How to Prioritize Meaning
The distinctions above provide guideposts on steering your professional life toward meaning, which, as research by psychologist Pninit Russo-Netzer found, can ultimately lead to happiness as well. Here are four practical steps you can take to bring more meaning into your work:
Work Paceteach To Be Happy Birthday Wishes
- Keep a journal of activities. Identify the projects and tasks you find deeply satisfying (as opposed to ones that gratify you in the short term). Do you feel fulfilled when making presentations to your clients, for example? Are you energized when mentoring and coaching junior employees, thinking about how your present efforts contribute positively to their future?
- Align your values and actions when choosing what to prioritize. If mentoring is linked with your personal identity and self-expression, make coaching part of your weekly activities. If self-development is a core value, incorporate daily rituals such as listening to podcasts, taking a course, or joining a mastermind group.

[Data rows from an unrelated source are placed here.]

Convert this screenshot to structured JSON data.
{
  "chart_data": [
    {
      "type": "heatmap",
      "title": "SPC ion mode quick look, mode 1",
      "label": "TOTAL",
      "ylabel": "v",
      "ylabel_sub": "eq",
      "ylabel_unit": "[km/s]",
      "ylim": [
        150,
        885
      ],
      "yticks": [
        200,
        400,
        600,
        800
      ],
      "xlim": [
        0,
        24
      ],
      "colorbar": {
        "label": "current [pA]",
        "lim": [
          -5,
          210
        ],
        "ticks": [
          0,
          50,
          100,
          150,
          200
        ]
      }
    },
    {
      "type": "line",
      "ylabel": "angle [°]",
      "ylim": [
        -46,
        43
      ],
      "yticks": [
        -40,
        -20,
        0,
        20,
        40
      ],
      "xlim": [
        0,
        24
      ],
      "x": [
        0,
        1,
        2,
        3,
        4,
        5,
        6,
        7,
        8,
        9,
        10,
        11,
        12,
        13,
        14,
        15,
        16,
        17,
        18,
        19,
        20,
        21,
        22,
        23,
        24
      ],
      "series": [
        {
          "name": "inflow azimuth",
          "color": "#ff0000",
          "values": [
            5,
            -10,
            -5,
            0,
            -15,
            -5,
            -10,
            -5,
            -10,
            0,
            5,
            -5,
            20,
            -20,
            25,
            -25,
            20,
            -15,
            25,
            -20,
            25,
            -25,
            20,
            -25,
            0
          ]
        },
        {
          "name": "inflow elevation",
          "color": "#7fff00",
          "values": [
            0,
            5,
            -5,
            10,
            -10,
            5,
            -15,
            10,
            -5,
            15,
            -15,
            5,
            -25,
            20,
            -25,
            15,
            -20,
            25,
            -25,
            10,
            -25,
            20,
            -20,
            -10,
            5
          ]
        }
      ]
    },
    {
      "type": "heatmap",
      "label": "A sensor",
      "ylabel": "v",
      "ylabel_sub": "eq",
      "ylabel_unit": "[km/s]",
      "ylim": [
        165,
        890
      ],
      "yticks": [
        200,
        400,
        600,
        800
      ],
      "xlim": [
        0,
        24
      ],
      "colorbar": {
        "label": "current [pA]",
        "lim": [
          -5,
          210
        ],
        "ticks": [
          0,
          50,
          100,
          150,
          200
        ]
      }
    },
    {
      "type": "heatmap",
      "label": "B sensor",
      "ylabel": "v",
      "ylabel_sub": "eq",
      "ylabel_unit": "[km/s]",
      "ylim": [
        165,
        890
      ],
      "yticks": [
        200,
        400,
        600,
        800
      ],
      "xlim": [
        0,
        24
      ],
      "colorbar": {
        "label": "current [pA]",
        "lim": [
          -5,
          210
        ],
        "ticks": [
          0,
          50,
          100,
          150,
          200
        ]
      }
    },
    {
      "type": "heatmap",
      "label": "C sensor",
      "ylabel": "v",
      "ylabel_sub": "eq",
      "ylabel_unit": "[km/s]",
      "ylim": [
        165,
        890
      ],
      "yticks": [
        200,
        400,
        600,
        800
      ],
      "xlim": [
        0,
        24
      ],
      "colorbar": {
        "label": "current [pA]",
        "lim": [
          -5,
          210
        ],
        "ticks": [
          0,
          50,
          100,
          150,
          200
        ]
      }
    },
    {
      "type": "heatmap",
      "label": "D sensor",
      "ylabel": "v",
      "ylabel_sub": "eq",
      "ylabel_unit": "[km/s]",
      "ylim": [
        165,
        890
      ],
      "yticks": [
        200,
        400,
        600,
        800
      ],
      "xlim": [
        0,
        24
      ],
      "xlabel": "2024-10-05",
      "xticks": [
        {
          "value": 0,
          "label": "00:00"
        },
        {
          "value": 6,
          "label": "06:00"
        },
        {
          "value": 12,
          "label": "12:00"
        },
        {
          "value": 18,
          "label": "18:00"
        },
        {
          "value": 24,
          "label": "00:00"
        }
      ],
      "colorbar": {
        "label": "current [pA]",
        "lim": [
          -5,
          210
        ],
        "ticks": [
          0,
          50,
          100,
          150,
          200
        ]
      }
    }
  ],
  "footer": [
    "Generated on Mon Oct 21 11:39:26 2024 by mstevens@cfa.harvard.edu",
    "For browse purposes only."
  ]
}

- Focus on relationships, not just deliverables. But as you do so, be intentional about how you go about it, remembering Baumeister’s finding that contributing to others’ well-being is strongly tied to experiencing meaning.
- Share “best-self” narratives with coworkers. In the spirit of helping others, assist people in identifying what types of activities lead them to authentic self-expression and meaning. In the bookAlive at Work, author Daniel Cable suggests having colleagues share stories of seeing one another at their best. You can do this for peers and ask them to return the favor.
Work Paceteach To Be Happy Birthday
Living with meaning and purpose may not make you happy — at least in the short term. It requires self-reflection, effort, and wrestling with issues that initially can be frustrating. But when you approach work situations mindfully, with an eye toward contributing to others while honoring your personal identity, you’ll find opportunities to practice the skills that help you find the intrinsic value in your work.